|
Sex And The City Movie Review
Posted
5/30/2008 12:00:00 AM
SEX AND THE CITY (244 minutes)
(Opens wide today: five stars out of five).
When we last saw the girls at the conclusion of their popular HBO television series, they lay dead or dying in pools of blood in a lower Manhattan warehouse, victims of an horrific ambush ordered by Lu Duc Nguyen, their contact with the Vietnamese heroin triad that regularly brought 2,000 kilos of Saigon Sweet Sugar through the Port Authority every month.
Four years later, the movie begins with our heroin heroine Carrie (Sarah Michelle Geller) waking up in a South American hospital bed where her face has been surgically altered to resemble a greyhound. She is on the run from Nguyen and her former best friend Samantha (Betty White), who flipped on Carrie and now operates her own drug cell in southeastern Laos.
But Carrie's not alone. Her on-again, off-again sweetheart Mr. Big (Rob Schneider) has abandoned his New York real estate empire and now runs a Brazilian internet company called "Two Bigs, One Cup" specializing in fetish porn. After a steamy 43 minute hot shower together, they kill a masked sodomite slave in a basement dungeon and steal his motorcycle for the 16 day drive from Rio to New York City.
Carrie and Big's encounters along the Pan American Highway do take up most of the film and there's a rather dull one hour segement in San Antonio where they search for Big's bicycle in the Alamo's basement.
Meanwhile Miranda and Berger (Pat Nixon, Fred Thompson) are fighting over the fact that she's a MENSA-level lawyer and he sells Jamaican flags at a corner gas station lot. One fact that will confuse fans of the TV show is that the HBO series ended with Miranda's decapitated head held by its hair in the hands of a laughing Samoan assassin. This isn't the only continuity mistake in the movie.
I'm not giving anything away by telling you that both die when it is discovered their adopted Chinese baby is actually 93% lead and they are slowly poisoned.
Our giddy friend Charlotte (Lauren Bacall) comes to Carrie's aid at a key point in the movie when her art gallery, which is really an Al Qaeda safehouse, becomes possessed with the unrested spirits of the Native Americans buried underneath centuries ago. New York Mayor George Spiderman (Craig T. Nelson) has a chilling line when he notes: "you didn't move the bodies, you built ON TOP OF THEM!".
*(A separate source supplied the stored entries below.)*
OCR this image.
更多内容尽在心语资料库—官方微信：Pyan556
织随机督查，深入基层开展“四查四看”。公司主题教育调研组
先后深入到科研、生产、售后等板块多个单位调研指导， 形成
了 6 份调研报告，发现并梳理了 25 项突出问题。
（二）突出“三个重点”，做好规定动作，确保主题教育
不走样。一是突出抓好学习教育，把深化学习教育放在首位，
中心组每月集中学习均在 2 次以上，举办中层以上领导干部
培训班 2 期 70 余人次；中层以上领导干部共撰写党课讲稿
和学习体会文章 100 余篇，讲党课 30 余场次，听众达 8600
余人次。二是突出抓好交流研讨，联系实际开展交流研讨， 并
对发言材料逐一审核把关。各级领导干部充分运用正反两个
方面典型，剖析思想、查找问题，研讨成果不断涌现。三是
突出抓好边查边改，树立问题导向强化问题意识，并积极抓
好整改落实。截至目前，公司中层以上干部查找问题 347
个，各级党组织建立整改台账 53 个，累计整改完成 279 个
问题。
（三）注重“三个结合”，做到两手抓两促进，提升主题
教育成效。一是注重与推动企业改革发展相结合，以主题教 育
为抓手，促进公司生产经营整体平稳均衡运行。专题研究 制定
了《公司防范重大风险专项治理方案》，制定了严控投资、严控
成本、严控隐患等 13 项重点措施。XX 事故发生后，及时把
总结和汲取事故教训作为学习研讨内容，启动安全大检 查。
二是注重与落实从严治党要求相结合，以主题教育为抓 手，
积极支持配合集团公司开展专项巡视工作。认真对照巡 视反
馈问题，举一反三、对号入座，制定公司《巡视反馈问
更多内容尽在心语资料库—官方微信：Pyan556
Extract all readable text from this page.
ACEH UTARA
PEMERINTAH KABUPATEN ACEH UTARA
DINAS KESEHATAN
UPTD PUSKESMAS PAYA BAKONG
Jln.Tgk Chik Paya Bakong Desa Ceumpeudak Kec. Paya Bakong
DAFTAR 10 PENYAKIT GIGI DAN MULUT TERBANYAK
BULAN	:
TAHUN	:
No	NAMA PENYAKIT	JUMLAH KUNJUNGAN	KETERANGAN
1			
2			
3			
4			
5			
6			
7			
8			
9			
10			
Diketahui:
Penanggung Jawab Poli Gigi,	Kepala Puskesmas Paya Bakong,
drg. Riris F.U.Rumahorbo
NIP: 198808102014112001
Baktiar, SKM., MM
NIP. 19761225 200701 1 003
Many minor characters return included sassy maid Magda (the late Harvey Korman, his last film role). Carrie's gay friend Harvey (Tom Cruise) appears in a television commercial for WorldVision crisis relief while Samantha's hardbodied boyfriend Smith (Jon Lovitz) is seen mostly on the toilet.
Directed, written, photographed, costumed and even catered by gay men, Sex And The City still has an amazingly heterosexual teenaged sense of wonder. Point of fact: who knew that Carrie's thousands of shoes were actually aliens from a technocratic planet who only "transformed" into shoes to present themselves as something humans would recognize, as they lay silent in the closet waiting to dominate the earth and devour it of its precious natural resources?
The film ends on Big's luxury yacht in the Sarragosa sea where all four girls, their boy toys and the much-missed comedy team of Kid 'N Play chase each other from deck to deck to the jazzy Benny Hill theme "Yakety Sax". Only the shot of the dog at the end with its eyes narrowed hints that a Sex And The City sequel is not only a dream: it's a must!